No they wouldn't. We've forgotten just how bad and sloppy flash apps were. The handful of companies that used Adobe Flex turned out awful POS that barely worked. It occupied the same space that Electron does today -- bloated, slow, and permitting cheap-ass devs to utilize cheap talent to develop 'apps' with all the finesse of a sledgehammer
As a kid I loved flash, I was making interactive apps in AS2/3 in high school. But I watched in horror as it became the de facto platform for crapware
> The battery and security issues were technical problems and fully solvable.
Seriously? Is that why I ran all my desktop browsers with flashblock even before the iPhone was out?
Dare to tell me Adobe was feverishly working in secret on reducing pointless CPU usage and saving my battery?
The thing is, HTML5 is far more technically capable than Flash ever was. It was competitive even at the time: Flash's main thing was 2D vector graphics, but iOS Safari has supported both Canvas and SVG since at least 2010, possibly from day one.
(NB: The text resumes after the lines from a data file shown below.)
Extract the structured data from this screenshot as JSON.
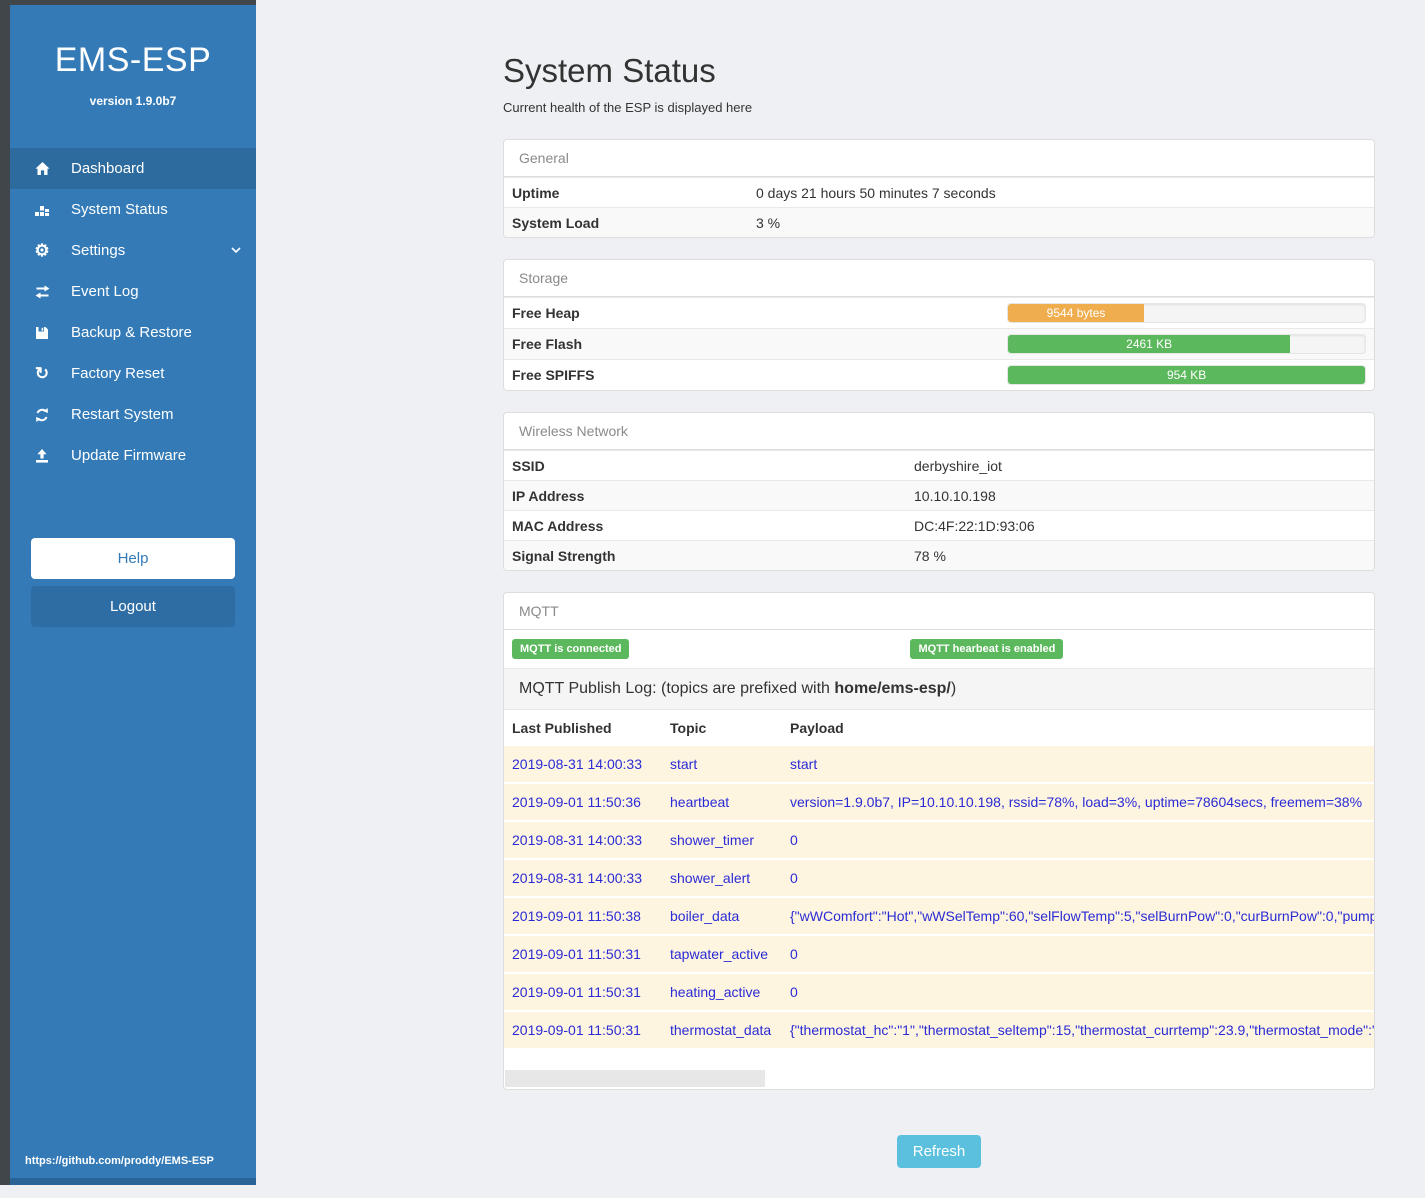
{
  "app": {
    "title": "EMS-ESP",
    "version": "version 1.9.0b7",
    "footer_link": "https://github.com/proddy/EMS-ESP"
  },
  "sidebar": {
    "items": [
      {
        "label": "Dashboard",
        "icon": "home-icon",
        "active": true
      },
      {
        "label": "System Status",
        "icon": "equalizer-icon",
        "active": false
      },
      {
        "label": "Settings",
        "icon": "gear-icon",
        "active": false,
        "has_chevron": true
      },
      {
        "label": "Event Log",
        "icon": "exchange-icon",
        "active": false
      },
      {
        "label": "Backup & Restore",
        "icon": "save-icon",
        "active": false
      },
      {
        "label": "Factory Reset",
        "icon": "undo-icon",
        "active": false
      },
      {
        "label": "Restart System",
        "icon": "refresh-icon",
        "active": false
      },
      {
        "label": "Update Firmware",
        "icon": "upload-icon",
        "active": false
      }
    ],
    "help_label": "Help",
    "logout_label": "Logout"
  },
  "page": {
    "title": "System Status",
    "subtitle": "Current health of the ESP is displayed here"
  },
  "panels": {
    "general": {
      "heading": "General",
      "rows": [
        {
          "label": "Uptime",
          "value": "0 days 21 hours 50 minutes 7 seconds"
        },
        {
          "label": "System Load",
          "value": "3 %"
        }
      ]
    },
    "storage": {
      "heading": "Storage",
      "rows": [
        {
          "label": "Free Heap",
          "value": "9544 bytes",
          "percent": 38,
          "color": "#f0ad4e"
        },
        {
          "label": "Free Flash",
          "value": "2461 KB",
          "percent": 79,
          "color": "#5cb85c"
        },
        {
          "label": "Free SPIFFS",
          "value": "954 KB",
          "percent": 100,
          "color": "#5cb85c"
        }
      ]
    },
    "wireless": {
      "heading": "Wireless Network",
      "rows": [
        {
          "label": "SSID",
          "value": "derbyshire_iot"
        },
        {
          "label": "IP Address",
          "value": "10.10.10.198"
        },
        {
          "label": "MAC Address",
          "value": "DC:4F:22:1D:93:06"
        },
        {
          "label": "Signal Strength",
          "value": "78 %"
        }
      ]
    },
    "mqtt": {
      "heading": "MQTT",
      "badges": [
        "MQTT is connected",
        "MQTT hearbeat is enabled"
      ],
      "publish_log_prefix": "MQTT Publish Log: (topics are prefixed with ",
      "publish_log_bold": "home/ems-esp/",
      "publish_log_suffix": ")",
      "table": {
        "headers": [
          "Last Published",
          "Topic",
          "Payload"
        ],
        "rows": [
          {
            "time": "2019-08-31 14:00:33",
            "topic": "start",
            "payload": "start"
          },
          {
            "time": "2019-09-01 11:50:36",
            "topic": "heartbeat",
            "payload": "version=1.9.0b7, IP=10.10.10.198, rssid=78%, load=3%, uptime=78604secs, freemem=38%"
          },
          {
            "time": "2019-08-31 14:00:33",
            "topic": "shower_timer",
            "payload": "0"
          },
          {
            "time": "2019-08-31 14:00:33",
            "topic": "shower_alert",
            "payload": "0"
          },
          {
            "time": "2019-09-01 11:50:38",
            "topic": "boiler_data",
            "payload": "{\"wWComfort\":\"Hot\",\"wWSelTemp\":60,\"selFlowTemp\":5,\"selBurnPow\":0,\"curBurnPow\":0,\"pump"
          },
          {
            "time": "2019-09-01 11:50:31",
            "topic": "tapwater_active",
            "payload": "0"
          },
          {
            "time": "2019-09-01 11:50:31",
            "topic": "heating_active",
            "payload": "0"
          },
          {
            "time": "2019-09-01 11:50:31",
            "topic": "thermostat_data",
            "payload": "{\"thermostat_hc\":\"1\",\"thermostat_seltemp\":15,\"thermostat_currtemp\":23.9,\"thermostat_mode\":\""
          }
        ]
      }
    }
  },
  "refresh_label": "Refresh",
  "colors": {
    "sidebar_blue": "#337ab7",
    "sidebar_active": "#2d6b9e",
    "logout_blue": "#2e6da4",
    "bottom_strip": "#2a6496",
    "badge_green": "#5cb85c",
    "bar_orange": "#f0ad4e",
    "bar_green": "#5cb85c",
    "refresh_blue": "#5bc0de",
    "log_text_blue": "#2b2bd5",
    "log_row_cream": "#fdf5e0"
  }
}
But the creation tools and the culture never really lined up the same way, and developers focused on creating apps instead.
For non-games, HTML has always been technically superior. iOS Safari may have a long history of rendering bugs, but it beats Flash/AIR, which always looked very out-of-place even on desktop.
I do wonder what would have happened in an alternate universe where either Flash or HTML5 took off on mobile instead of apps. We would have both the upsides of openness, and the downsides of worse performance and platform integration and the lack of an easy payment rail. Pretty much the same situation we still see on desktop today.
We wouldn't have had the same "gold rush" from the early App Store, which happened in large part because of the ease of making money. There would probably be more focus on free stuff with ads, like Android but more so.